Sebentar kemudian pangeran Erlangga nampak berjalan menuju kursi yang telah disediakan untuk beliau. Ia menoleh dan menatap kedua isterinya sebentar, nampak Galuh Sekar menganggukkan kepala. Barulah Pangeran Erlangga menatap putrinya yang telah siap melaksanakan ujian akhir latihannya dengan menari di depan ayahandanya.

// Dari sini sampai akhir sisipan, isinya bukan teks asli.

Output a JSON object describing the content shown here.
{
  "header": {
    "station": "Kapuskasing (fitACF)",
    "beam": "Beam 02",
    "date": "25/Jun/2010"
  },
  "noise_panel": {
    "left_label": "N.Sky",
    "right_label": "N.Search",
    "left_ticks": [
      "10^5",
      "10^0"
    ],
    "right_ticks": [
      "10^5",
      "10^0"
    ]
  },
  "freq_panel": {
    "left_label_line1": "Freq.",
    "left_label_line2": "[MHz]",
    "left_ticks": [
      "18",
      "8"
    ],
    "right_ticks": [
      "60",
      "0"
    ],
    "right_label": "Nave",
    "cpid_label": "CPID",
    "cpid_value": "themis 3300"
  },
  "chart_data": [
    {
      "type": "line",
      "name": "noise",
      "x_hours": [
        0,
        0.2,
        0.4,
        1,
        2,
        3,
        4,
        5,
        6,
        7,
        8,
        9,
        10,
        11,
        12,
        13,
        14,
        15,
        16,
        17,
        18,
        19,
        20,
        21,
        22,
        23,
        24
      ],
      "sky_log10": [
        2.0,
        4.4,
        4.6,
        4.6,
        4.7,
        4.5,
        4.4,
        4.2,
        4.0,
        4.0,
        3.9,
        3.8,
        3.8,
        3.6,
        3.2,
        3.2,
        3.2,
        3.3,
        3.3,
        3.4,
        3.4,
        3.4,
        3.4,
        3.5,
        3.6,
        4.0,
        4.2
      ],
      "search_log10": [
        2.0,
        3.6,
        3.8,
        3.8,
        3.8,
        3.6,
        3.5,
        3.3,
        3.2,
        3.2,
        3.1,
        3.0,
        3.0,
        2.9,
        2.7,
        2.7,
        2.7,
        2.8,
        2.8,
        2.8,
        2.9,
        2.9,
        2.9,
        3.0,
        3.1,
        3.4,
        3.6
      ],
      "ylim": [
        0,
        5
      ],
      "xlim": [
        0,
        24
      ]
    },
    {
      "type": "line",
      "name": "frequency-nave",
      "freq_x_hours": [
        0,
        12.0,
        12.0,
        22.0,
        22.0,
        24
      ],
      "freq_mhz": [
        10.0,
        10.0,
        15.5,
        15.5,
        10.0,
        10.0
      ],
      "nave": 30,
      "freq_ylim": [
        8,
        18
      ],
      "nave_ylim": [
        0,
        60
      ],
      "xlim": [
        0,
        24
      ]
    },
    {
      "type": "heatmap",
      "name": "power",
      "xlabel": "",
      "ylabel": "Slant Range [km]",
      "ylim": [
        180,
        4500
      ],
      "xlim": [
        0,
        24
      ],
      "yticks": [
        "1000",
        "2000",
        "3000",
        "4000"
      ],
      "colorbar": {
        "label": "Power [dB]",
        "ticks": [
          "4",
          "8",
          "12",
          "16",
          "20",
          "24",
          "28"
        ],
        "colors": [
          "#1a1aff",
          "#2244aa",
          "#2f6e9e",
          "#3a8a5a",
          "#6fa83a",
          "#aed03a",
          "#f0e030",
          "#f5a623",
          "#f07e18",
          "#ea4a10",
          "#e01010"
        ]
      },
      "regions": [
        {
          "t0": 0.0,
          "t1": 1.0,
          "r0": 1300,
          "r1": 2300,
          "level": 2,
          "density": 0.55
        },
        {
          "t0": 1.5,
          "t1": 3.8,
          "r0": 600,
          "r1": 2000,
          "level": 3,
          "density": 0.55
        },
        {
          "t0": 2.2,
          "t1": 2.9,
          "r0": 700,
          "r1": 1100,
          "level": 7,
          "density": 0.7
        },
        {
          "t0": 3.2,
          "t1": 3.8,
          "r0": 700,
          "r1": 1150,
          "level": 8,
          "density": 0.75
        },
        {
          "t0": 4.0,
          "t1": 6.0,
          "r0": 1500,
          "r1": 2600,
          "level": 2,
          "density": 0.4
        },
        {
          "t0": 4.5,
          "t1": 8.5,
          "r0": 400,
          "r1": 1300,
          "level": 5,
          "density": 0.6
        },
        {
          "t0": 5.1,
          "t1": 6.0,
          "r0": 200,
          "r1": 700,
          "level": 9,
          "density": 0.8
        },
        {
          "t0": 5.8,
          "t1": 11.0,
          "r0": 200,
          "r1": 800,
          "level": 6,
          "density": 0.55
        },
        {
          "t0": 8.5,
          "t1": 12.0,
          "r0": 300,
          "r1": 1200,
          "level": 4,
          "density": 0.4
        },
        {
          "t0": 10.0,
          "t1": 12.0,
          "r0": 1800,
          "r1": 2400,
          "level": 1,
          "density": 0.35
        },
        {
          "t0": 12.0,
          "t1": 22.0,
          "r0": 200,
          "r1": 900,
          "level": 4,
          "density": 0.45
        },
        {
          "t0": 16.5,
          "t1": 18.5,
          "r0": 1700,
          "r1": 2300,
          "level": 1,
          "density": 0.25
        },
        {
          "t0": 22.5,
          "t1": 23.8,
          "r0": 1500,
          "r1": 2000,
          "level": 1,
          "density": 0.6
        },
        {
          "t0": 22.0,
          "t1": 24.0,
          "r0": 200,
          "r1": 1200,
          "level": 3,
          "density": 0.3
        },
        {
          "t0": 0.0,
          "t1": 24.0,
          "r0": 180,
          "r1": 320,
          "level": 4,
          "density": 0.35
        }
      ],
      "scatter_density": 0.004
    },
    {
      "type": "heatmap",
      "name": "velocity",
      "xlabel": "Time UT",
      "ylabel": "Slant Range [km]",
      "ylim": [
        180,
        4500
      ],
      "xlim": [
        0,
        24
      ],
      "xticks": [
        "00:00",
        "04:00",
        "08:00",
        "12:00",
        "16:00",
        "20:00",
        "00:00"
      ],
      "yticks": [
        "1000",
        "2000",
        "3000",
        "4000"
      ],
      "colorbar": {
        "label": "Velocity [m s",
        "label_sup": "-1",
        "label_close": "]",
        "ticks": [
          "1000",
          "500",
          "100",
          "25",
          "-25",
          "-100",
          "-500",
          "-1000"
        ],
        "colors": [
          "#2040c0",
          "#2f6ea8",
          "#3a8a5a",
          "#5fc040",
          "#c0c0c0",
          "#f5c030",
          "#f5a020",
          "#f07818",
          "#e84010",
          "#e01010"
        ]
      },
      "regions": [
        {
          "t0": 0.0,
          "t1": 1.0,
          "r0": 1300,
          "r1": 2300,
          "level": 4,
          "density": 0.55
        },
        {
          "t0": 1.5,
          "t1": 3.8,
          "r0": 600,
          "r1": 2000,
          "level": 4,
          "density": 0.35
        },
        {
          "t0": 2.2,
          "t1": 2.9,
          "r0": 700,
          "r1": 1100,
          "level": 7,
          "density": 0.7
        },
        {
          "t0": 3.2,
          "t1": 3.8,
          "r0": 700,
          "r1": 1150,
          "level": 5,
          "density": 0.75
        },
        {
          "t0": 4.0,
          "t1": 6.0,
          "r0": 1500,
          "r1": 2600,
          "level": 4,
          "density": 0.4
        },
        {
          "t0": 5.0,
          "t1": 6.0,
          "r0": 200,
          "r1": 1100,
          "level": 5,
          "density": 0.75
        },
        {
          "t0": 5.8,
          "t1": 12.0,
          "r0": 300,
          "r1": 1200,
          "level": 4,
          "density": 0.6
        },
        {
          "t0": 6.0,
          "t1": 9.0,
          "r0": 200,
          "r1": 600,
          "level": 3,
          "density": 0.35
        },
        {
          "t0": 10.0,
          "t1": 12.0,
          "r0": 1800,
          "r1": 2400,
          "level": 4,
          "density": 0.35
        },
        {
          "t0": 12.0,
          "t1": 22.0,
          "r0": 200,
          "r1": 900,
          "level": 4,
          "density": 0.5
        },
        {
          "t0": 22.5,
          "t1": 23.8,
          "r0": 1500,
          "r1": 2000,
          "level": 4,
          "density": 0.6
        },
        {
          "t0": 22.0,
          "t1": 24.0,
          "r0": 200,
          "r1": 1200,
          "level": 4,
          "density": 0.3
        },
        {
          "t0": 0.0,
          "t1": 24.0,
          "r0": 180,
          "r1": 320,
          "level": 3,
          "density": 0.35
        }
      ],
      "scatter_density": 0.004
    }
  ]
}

Dewi Kilisuci menganggukkan kepala, saat kedua matanya bertemu pandang dengan tatapan mata ayahandanya. Pangeran Erlangga tersenyum dan menganggukkan kepala, kemudian beliau bertepuk tangan sebagai pertanda para niyaga segera mengganti irama gamelan sesuai gending pengiring tari bondan.
Gending pengiring segera mengalun dengan merdunya. Dengan luwes dan gemulai Dewi Kilisuci memasuki arena pagelaran. Tangan kanannya menenteng kendi, tangan kiri membawa payung yang telah terbuka di atas pundaknya. Ia menggendong sebuah boneka kayu dengan selendang sutra yang tersulam gambar-gambar bunga yang indah.
Semua yang menonton keluwesannya menari tersenyum, mata berbinar memancarkan rasa kagum, betapa dewi Kilisuci sangat gemulai menari. Tak ubahnya seorang ibu yang penuh kasih sayang terhadap bayinya, memperlakukan sang anak dengan lemah lembut penuh cinta. Gusti Putri Galuh Sekar meneteskan air mata, ia sangat terharu dengan keprigelan putrinya. Pangeran Erlangga juga terpesona dengan kemampuan anak sulungnya yang secara total menjiwai setiap gerak tarinya.
Ketika Dewi Kilisuci harus menaikkan kedua kakinya dipundak kendi, semua penonton ikut menahan nafas. Adegan itu tak mudah dilakukan jika tidak mampu mengendalikan keseimbangan tubuhnya. Namun ternyata gadis kecil itu ternyata mampu, iapun kemudian melenggak-lenggokkan tubuhnya dan menggerakkan tangan mengikuti irama gamelan.
Penontonpun bersorak ramai sekali. Pangeran Erlangga dan Gusti Putri Galuh Sekar ikut bertepuk tangan memberikan semangat kepada putri mereka.
Pagelaran tari Bondan itu berakhir menjelang matahari tenggelam diufuk barat. Gadis itu turun dari kendi dan membawa benda itu kembali dengan langkah yang gemulai. Teriring sorak gembira seluruh keluarga istana bersama para abdi dan emban-embannya.
Selang sebentar kemudian para jajar istana Giriwana mulai sibuk menyalakan obor penerang. Malampun turun perlahan, cahaya mentari tergantikan sinar obor yang bergerak-gerak tertiup semilirnya angin kemarau yang sejuk.
****
Setelah menerima laporan para telik sandi, Senopati Manggala bergegas menuju wisma yang ditinggali Senopati Narotama. Lelaki tangan kanan pangeran Erlangga yang masih membujang itu tengah duduk di balai tamu. Beberapa abdinya yang mengerubunginya tengah mengalunkan tembang.